Lutein is a carotenoid nutrient found in dark green, leafy vegetables like spinach, as well as in other foods such as corn and egg yolk. Of the 600 or so carotenoids present naturally, only 20 or so carotenoids can be detected in our blood. Of those, nature has chosen only Lutein and Zeaxanthin to be present in the eyes. They are found in all parts of the eye, but occur in concentrations nearly 1,000 times greater in the macula section of the retina than in any other tissue in the body.
Lutein and Zeaxanthin give the macula its striking yellow colour and are often referred to as the "macular pigments". Lutein found in the macula region of the eye helps shield the eyes from damaging light, particularly blue light (the most damaging) from the visible light spectrum. Lutein absorbs blue light and this is critical for the protection of the lens, retina and macular portions of the eye.

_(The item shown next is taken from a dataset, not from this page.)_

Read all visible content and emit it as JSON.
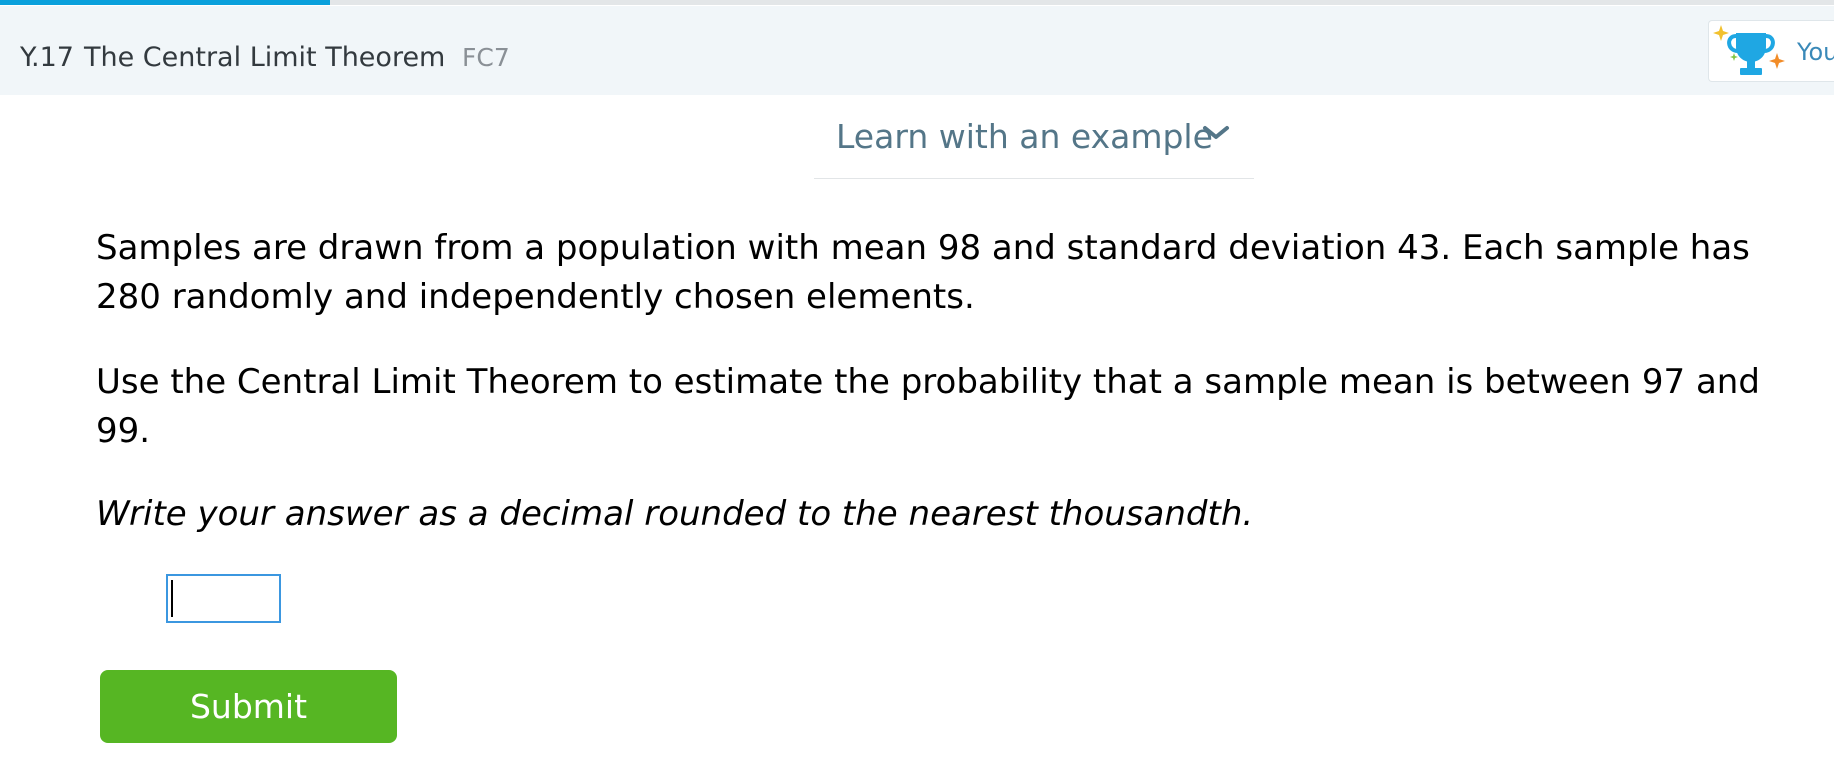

Lutein is a powerful fat-soluble antioxidant and protects the lens, retina and macula of the eyes against free radical damage. The body cannot manufacture Lutein and as we grow older, concentrations of Lutein in the eyes decline - leaving the eyes susceptible to age-related eye disorders. Fortunately, taking Lutein supplements can help increase its concentration in the lens, retina and macula.
Numerous clinical studies have shown that Lutein is not only deposited in the macula but also in the lens of the eye. Research suggests that, once there, Lutein helps to reduce the risk of developing age-related macular degeneration (AMD) and may also play a role in reducing the risk of developing cataract.

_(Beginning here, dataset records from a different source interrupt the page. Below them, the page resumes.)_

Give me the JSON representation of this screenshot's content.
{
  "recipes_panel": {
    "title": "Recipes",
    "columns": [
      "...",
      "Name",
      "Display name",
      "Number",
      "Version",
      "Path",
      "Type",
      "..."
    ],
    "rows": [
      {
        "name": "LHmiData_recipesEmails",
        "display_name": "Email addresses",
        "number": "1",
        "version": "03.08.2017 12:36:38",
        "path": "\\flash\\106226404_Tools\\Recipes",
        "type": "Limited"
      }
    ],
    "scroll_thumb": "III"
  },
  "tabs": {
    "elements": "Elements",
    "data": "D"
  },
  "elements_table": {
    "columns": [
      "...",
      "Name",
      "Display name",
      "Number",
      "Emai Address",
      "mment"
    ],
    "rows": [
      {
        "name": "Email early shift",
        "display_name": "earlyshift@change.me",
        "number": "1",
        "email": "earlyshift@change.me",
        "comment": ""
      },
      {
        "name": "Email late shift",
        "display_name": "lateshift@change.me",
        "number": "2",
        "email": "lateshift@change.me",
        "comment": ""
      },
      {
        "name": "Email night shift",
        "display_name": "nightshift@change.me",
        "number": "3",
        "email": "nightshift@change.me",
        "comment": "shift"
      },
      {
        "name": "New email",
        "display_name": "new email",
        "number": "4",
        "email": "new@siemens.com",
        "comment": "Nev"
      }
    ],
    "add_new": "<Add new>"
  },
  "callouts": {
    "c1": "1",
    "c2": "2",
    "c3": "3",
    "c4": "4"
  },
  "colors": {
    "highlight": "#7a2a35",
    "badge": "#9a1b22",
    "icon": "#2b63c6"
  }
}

Bilberry contains potent antioxidants that protect and improve micro-circulation, that is, the circulation of blood through the capillaries. These antioxidant pigments, called anthocyanosides or anthocyanins, protect cells in the circulatory system, keeping them flexible and provide better blood flow, delivering nutrients and oxygen to capillary-rich organs such as the retina.
Researchers have also found that Bilberry affects enzymes responsible for energy production in the eye, which is especially important for good vision under poor light conditions, including night vision.
There are numerous supplements for eye health. It is important to ensure that the product includes Lutein and has at least 10mg of Lutein (per day’s serving) to maintain proper eye health.
Generally, when shopping for herbal product(s), one should preferably choose products that contain standardised extract(s) of herbs as they can guarantee the consistency of the product.